O que torna essa admissão genuinamente instrutiva é a direção do estrago. A maioria das conversas sobre promessas excessivas as trata como um problema do público: jogadores decepcionados, queda nas notas das análises, reação negativa nas redes sociais. Mas o enquadramento da equipe da Maxis aponta para dentro. Quando sua demo pública retrata sistemas que não existem, você não está apenas enganando compradores. Você está entregando à sua própria equipe uma estrela-guia falsa. Engenheiros constroem em direção a ela. Designers dimensionam o escopo ao redor dela. Produtores montam cronogramas com base nela. A fantasia se torna o documento de design de facto para pessoas que jamais concordaram em fazê-la.
Fatia Vertical Versus a Armadilha da Visão
O histórico de desenvolvimento de Spore, documentado no "A Brief History of Spore" do levitylab e no artigo de desenvolvimento da Wikipedia, mostra um projeto que passou por mudanças significativas durante a produção. Os primeiros protótipos e conceitos de design exploravam algo mais próximo de um brinquedo científico no estilo SimEarth antes de navegar em direção ao que o levitylab descreve como "um Jogo de computador com G maiúsculo." Isso é uma evolução criativa legítima.
O problema é que a demo da GDC 2005 não foi apresentada como um trabalho conceitual aspiracional. Foi apresentada como uma janela para o jogo que estava sendo feito. No desenvolvimento de jogos, existe uma ferramenta bem conhecida chamada fatia vertical: uma seção polida e jogável que representa honestamente o produto final pretendido. O que Spore mostrou era algo mais próximo do oposto — um pitch visionário disfarçado de relatório de progresso.

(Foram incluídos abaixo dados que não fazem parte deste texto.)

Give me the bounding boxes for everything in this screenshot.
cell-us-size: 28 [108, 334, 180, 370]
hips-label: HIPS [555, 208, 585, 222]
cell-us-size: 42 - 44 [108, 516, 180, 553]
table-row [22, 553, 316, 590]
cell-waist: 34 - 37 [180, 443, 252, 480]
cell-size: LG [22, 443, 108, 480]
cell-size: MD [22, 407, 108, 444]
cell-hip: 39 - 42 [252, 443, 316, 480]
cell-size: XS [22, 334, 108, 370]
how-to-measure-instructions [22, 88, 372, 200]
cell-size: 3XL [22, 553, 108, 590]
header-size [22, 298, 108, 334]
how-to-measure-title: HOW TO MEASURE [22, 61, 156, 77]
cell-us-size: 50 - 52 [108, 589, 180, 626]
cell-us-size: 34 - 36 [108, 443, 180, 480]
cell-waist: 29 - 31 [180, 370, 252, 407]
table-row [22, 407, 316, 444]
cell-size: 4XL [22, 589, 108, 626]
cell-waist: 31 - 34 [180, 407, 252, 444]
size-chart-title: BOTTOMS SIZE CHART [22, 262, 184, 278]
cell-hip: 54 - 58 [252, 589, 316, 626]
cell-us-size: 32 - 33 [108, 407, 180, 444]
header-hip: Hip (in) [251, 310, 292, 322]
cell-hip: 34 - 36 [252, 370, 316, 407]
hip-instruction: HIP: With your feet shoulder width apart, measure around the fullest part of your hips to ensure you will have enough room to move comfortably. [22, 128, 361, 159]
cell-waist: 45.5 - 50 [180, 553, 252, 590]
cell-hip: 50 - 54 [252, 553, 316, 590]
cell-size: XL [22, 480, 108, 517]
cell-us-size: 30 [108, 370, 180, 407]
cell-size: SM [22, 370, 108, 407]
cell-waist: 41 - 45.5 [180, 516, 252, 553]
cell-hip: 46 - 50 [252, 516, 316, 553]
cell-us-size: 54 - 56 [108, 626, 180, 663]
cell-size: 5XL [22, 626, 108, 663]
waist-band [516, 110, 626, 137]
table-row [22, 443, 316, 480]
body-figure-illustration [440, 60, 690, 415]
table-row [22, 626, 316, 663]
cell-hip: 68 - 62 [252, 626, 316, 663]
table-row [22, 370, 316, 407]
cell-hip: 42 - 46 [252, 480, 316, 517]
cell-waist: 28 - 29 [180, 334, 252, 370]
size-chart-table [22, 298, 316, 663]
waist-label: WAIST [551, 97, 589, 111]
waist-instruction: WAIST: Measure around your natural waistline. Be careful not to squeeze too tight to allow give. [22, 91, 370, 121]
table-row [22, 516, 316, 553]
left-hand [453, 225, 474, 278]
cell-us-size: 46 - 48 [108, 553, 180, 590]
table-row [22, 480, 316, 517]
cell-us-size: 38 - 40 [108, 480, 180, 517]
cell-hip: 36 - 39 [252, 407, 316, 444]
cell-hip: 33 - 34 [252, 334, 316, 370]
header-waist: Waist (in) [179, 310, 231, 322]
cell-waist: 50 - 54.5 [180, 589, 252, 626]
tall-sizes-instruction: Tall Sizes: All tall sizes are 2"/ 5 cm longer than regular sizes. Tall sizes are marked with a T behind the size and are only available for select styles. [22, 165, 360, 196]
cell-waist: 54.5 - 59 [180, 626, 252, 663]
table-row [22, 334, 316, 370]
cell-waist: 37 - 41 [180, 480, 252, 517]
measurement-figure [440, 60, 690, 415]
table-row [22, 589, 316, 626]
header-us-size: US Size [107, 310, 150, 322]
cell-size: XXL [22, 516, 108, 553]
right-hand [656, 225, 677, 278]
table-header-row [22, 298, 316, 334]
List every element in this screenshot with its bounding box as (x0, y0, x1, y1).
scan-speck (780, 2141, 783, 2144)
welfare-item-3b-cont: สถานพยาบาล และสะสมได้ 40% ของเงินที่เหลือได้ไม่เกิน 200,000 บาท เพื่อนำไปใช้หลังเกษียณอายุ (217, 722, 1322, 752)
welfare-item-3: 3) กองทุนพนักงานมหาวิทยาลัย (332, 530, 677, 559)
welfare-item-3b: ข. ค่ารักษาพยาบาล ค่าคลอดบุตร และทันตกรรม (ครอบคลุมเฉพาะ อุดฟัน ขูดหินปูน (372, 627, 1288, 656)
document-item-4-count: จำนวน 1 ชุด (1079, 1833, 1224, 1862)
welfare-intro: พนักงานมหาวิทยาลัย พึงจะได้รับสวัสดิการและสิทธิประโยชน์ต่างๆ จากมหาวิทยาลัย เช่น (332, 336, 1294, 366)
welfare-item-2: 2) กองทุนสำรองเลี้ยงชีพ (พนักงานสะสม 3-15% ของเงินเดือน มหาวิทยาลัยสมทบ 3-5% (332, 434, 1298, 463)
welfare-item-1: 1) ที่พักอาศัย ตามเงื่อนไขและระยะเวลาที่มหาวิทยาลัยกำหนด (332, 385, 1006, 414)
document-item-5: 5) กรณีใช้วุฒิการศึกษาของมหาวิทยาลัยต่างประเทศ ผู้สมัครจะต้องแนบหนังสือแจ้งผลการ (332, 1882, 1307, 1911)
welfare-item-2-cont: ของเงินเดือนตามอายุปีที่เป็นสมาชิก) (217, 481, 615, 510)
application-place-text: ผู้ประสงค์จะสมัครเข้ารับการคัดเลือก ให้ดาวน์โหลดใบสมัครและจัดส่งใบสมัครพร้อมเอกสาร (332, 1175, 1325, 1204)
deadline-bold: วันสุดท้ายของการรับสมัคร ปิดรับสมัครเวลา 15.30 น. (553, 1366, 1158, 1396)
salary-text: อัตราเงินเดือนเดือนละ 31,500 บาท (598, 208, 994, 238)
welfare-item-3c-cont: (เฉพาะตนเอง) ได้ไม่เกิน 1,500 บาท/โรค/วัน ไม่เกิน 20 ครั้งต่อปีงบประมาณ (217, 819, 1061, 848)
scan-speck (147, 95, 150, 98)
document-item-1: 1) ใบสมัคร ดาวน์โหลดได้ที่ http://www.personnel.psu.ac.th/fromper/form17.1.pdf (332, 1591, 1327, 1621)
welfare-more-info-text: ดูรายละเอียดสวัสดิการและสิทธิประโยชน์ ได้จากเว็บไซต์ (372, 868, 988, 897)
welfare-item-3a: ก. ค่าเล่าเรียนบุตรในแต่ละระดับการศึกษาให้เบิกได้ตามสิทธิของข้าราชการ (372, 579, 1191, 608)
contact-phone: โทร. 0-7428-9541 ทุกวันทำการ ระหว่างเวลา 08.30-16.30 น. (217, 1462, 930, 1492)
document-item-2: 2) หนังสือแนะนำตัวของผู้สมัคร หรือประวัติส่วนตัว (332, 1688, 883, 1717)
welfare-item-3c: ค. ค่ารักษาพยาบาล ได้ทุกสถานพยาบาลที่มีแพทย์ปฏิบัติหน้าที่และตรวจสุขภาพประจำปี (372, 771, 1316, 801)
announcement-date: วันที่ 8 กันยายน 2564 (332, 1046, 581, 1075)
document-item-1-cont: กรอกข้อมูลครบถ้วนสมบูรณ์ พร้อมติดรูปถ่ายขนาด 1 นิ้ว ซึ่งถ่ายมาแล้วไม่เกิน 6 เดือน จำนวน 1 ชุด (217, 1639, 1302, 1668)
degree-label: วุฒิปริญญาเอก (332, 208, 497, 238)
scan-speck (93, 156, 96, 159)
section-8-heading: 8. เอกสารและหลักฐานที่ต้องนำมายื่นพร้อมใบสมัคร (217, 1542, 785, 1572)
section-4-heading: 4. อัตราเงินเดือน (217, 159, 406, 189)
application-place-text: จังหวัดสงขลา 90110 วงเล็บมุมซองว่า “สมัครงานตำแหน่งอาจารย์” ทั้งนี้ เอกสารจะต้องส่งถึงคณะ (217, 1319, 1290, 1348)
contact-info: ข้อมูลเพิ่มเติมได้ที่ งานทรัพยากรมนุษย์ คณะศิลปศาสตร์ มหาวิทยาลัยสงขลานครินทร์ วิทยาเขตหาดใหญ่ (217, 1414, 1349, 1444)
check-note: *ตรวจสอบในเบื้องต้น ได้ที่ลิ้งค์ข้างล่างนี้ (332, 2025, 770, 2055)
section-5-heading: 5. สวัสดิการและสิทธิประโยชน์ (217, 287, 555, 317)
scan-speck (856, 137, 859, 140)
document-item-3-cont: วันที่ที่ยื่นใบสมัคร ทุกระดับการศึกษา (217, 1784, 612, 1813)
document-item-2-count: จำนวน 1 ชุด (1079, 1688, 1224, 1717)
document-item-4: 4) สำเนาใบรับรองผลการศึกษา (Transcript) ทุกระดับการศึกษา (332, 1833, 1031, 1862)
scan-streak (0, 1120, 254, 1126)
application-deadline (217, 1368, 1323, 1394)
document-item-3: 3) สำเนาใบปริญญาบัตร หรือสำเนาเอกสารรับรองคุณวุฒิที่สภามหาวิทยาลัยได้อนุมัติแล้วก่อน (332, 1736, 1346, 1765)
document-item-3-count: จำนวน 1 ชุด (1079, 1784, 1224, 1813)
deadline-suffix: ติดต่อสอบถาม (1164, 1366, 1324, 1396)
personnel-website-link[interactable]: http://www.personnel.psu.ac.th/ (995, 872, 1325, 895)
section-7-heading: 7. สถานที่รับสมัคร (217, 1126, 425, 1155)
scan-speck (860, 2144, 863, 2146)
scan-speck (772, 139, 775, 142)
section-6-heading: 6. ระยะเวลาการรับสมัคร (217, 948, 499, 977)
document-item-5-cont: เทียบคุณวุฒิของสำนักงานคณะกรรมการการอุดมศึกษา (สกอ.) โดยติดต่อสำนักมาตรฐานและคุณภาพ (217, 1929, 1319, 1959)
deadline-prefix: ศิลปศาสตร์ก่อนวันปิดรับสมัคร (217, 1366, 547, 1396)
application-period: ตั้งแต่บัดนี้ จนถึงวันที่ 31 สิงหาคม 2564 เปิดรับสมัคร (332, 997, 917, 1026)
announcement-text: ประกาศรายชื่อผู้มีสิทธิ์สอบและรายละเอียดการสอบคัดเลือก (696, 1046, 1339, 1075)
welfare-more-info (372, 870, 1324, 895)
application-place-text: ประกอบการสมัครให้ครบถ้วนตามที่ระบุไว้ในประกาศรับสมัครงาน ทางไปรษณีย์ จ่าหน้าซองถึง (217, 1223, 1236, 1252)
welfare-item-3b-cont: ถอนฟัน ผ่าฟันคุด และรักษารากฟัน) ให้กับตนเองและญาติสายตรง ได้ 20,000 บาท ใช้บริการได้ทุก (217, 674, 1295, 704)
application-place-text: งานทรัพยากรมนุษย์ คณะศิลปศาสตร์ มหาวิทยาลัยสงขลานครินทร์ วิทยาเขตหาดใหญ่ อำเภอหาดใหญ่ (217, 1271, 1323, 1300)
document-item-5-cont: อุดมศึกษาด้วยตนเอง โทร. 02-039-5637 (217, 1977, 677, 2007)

Isso importa para qualquer pessoa que está aprendendo sobre produção, design ou comunicação de projetos. Uma fatia vertical é honesta quanto ao escopo. Uma demo fantasia é honesta quanto à ambição, mas silenciosamente transfere o custo dessa ambição para cada membro da equipe e cada membro do público que vem depois. A GamesIndustry.biz cobriu desenvolvedores da Maxis detalhando os desafios operacionais por trás do ciclo de desenvolvimento de nove anos de Spore, e esse cronograma por si só sinaliza quanta energia organizacional foi consumida para fechar a lacuna entre o que foi mostrado e o que foi entregue.
O que os Estudantes Devem Tirar Disso
A lição aqui não é "não seja ambicioso." O instinto de Wright de ligar a equação de Drake a um jogo sobre a vida se espalhando pelo universo, como o levitylab descreve, é exatamente o tipo de pensamento criativo ousado que produz trabalhos pelos quais vale a pena se importar. A lição é sobre a lacuna entre ambição e comprometimento.
Mostrar algo publicamente é uma forma de comprometimento, queira você ou não. O público trata demos como contratos. Mais criticamente, sua própria equipe as trata como contratos. Quando o que você mostra diverge do que está construindo, você não está apenas criando um problema de relações públicas para o dia do lançamento. Você está criando um desalinhamento dentro do estúdio que se acumula por anos.
Para estudantes de game design, desenvolvimento de produtos ou qualquer área criativa: a análise pós-lançamento de Spore é um estudo de caso em honestidade de escopo. A coisa mais útil que uma prévia ou protótipo pode fazer é representar com precisão as escolhas que já foram feitas — não as possibilidades que talvez se concretizem se tudo correr perfeitamente.
Restrição não é inimiga da visão. Fingir que as restrições não existem, sim.
Observe como os estúdios comunicam seus trabalhos em andamento daqui para frente e pergunte se o que estão mostrando reflete uma decisão ou um sonho. São coisas muito diferentes, e a distância entre elas sempre precisa ser paga de volta eventualmente.